In fact, he had morphed into the perfect guy. This posed a problem because it was easy to dismiss a hyper-attractive yet unintelligent man, but for a woman who’s got her act together, ambition is the
ultimate
turn-on. And I was pretty sure that I couldn’t handle anything more romantically serious at the moment than a f ling. Chocolate-covered or otherwise.

“I try to make unconventional choices from time to time. I’ve got to do
some
thing to distinguish myself, right? How
else
am I gonna get the attention of a gorgeous woman like you?”

“Oh, I’ll bet you say that to all the girls.” I struggled to steady my trembling hand as it lifted the glass of water to my mouth.

“No, I really don’t. You know, it’s hard to find a woman with real versatility. Anyone who can take the chances you do, and manage to hold her own with these Wall Street tight-asses, must be something special.”

“You’re sweet.”

“And you’re gorgeous.” He smiled with a hint of boyish nervousness which made me want to give him a big hug. “Has anybody ever told you that you look Sicilian?”

“Once or twice,” I said, and wondered to myself what his mother must have looked like.

“Seriously, you’re not typical by any stretch of the imagination, either. It’s obvious from your writing. I don’t know how passionate you are about your job, but you seem like you’ve got some things to say. Come to think of it, have you ever thought about pursuing it professionally?”

Maybe I could just climb out of the ladies’ room window, run across the street to the drugstore, buy a razor, shave in the bathroom stall and make it back before the check arrived?

 

The benefit of seeing your life as a movie is that along the way, you get to pick your own soundtrack. The drawback is the overwhelming sense of directorial indignation you’ll feel whenever someone fails to take their cue. It was one of those warm New York summer evenings tailor-made for strolling hand-in-hand, lingering in street corner embraces and kissing gently for the first time under the soft glow of the lights from the lobbies of high-rises. As we turned the corner onto my block, Nick and I slowed down a bit, presumably in order to prolong the conversation and heighten our anticipation of the impending good-night kiss.

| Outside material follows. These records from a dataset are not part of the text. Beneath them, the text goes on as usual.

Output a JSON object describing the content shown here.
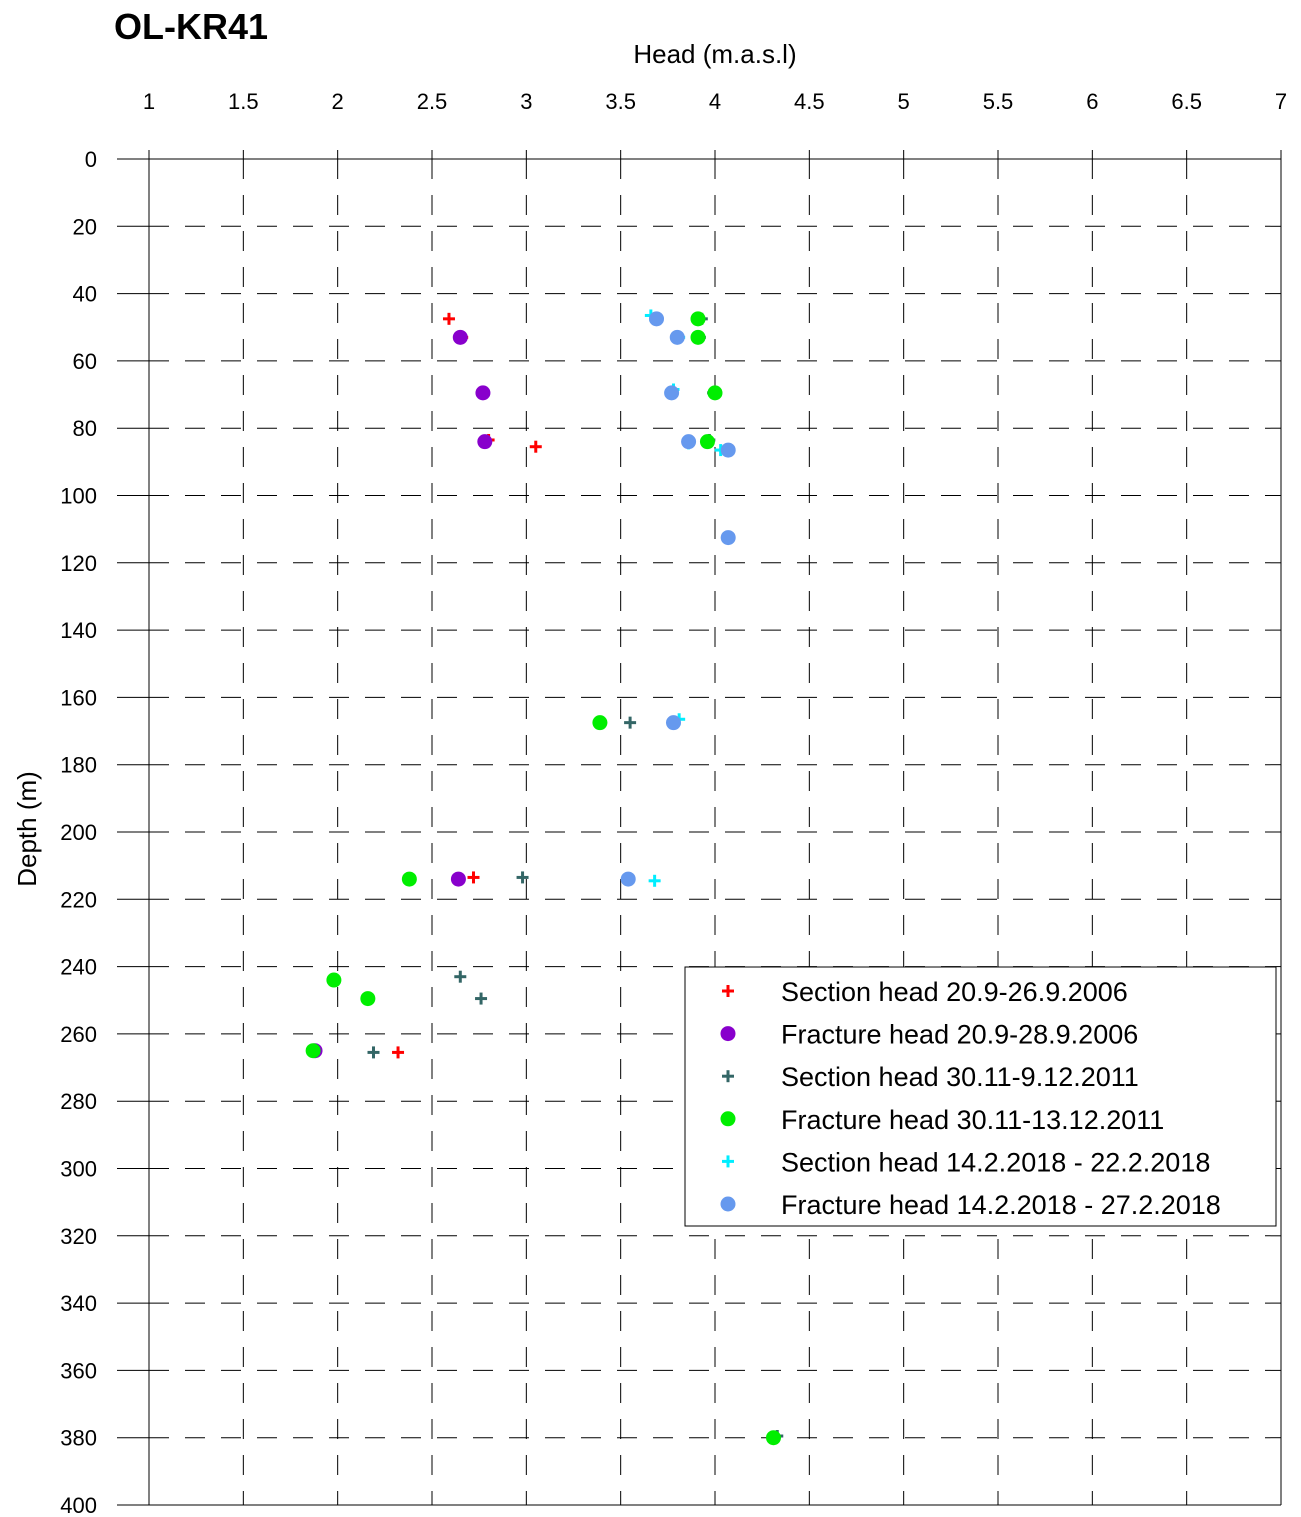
{
  "chart_data": {
    "type": "scatter",
    "title": "OL-KR41",
    "xlabel": "Head (m.a.s.l)",
    "ylabel": "Depth (m)",
    "xlim": [
      1,
      7
    ],
    "ylim": [
      0,
      400
    ],
    "y_inverted": true,
    "x_axis_position": "top",
    "grid": "dashed",
    "x_ticks": [
      "1",
      "1.5",
      "2",
      "2.5",
      "3",
      "3.5",
      "4",
      "4.5",
      "5",
      "5.5",
      "6",
      "6.5",
      "7"
    ],
    "y_ticks": [
      "0",
      "20",
      "40",
      "60",
      "80",
      "100",
      "120",
      "140",
      "160",
      "180",
      "200",
      "220",
      "240",
      "260",
      "280",
      "300",
      "320",
      "340",
      "360",
      "380",
      "400"
    ],
    "legend_position": "right",
    "series": [
      {
        "name": "Section head 20.9-26.9.2006",
        "marker": "plus",
        "color": "#ff0000",
        "points": [
          [
            2.59,
            47.5
          ],
          [
            2.66,
            53
          ],
          [
            2.77,
            69.5
          ],
          [
            2.8,
            83.5
          ],
          [
            3.05,
            85.5
          ],
          [
            2.72,
            213.5
          ],
          [
            2.32,
            265.5
          ]
        ]
      },
      {
        "name": "Fracture head 20.9-28.9.2006",
        "marker": "circle",
        "color": "#8800cc",
        "points": [
          [
            2.65,
            53
          ],
          [
            2.77,
            69.5
          ],
          [
            2.78,
            84
          ],
          [
            2.64,
            214
          ],
          [
            1.88,
            265
          ]
        ]
      },
      {
        "name": "Section head 30.11-9.12.2011",
        "marker": "plus",
        "color": "#336666",
        "points": [
          [
            3.93,
            47.5
          ],
          [
            3.92,
            53
          ],
          [
            3.99,
            69.5
          ],
          [
            3.97,
            83.5
          ],
          [
            3.55,
            167.5
          ],
          [
            2.98,
            213.5
          ],
          [
            2.65,
            243
          ],
          [
            2.76,
            249.5
          ],
          [
            2.19,
            265.5
          ],
          [
            4.33,
            379.5
          ]
        ]
      },
      {
        "name": "Fracture head 30.11-13.12.2011",
        "marker": "circle",
        "color": "#00ee00",
        "points": [
          [
            3.91,
            47.5
          ],
          [
            3.91,
            53
          ],
          [
            4.0,
            69.5
          ],
          [
            3.96,
            84
          ],
          [
            3.39,
            167.5
          ],
          [
            2.38,
            214
          ],
          [
            1.98,
            244
          ],
          [
            2.16,
            249.5
          ],
          [
            1.87,
            265
          ],
          [
            4.31,
            380
          ]
        ]
      },
      {
        "name": "Section head 14.2.2018 - 22.2.2018",
        "marker": "plus",
        "color": "#00eeff",
        "points": [
          [
            3.66,
            46.5
          ],
          [
            3.81,
            53
          ],
          [
            3.78,
            68.5
          ],
          [
            3.86,
            84.5
          ],
          [
            4.03,
            86.5
          ],
          [
            4.07,
            112.5
          ],
          [
            3.81,
            166.5
          ],
          [
            3.68,
            214.5
          ]
        ]
      },
      {
        "name": "Fracture head 14.2.2018 - 27.2.2018",
        "marker": "circle",
        "color": "#6699ee",
        "points": [
          [
            3.69,
            47.5
          ],
          [
            3.8,
            53
          ],
          [
            3.77,
            69.5
          ],
          [
            3.86,
            84
          ],
          [
            4.07,
            86.5
          ],
          [
            4.07,
            112.5
          ],
          [
            3.78,
            167.5
          ],
          [
            3.54,
            214
          ]
        ]
      }
    ]
  }
}
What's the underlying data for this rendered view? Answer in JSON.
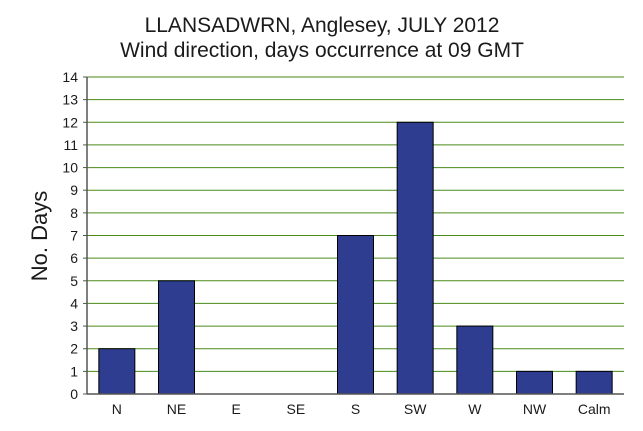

All was going according to plan. Five hours of engaging conversation had passed us by. It must have been some sort of a first-date record. He had expressed interest in the feelings behind my feelings about the death of my childhood goldfish. I had laughed appropriately at his spring break story, which ended in him waking up alone on the bathroom floor of a Mexican gas station with a tattoo of a cheeseburger on his butt. I was so distracted, in fact, that I completely failed to notice the subway grate. I lost my balance when my favorite red, three-inch, snakeskin Versace heel plunged directly between the metal crosshairs. Eagle-eyed and attentive, Nick must have seen it coming. He swooped in at exactly the right moment, throwing an arm around my waist and scooping me gingerly out of harm’s way before I could fall. Disappointingly, he didn’t sweep me up into a passionate lip-lock. Nick placed me back onto my own two feet and continued walking toward my door. There were only two possible explanations: either there were a few pages missing from his copy of the script, or he had decided that I was fat.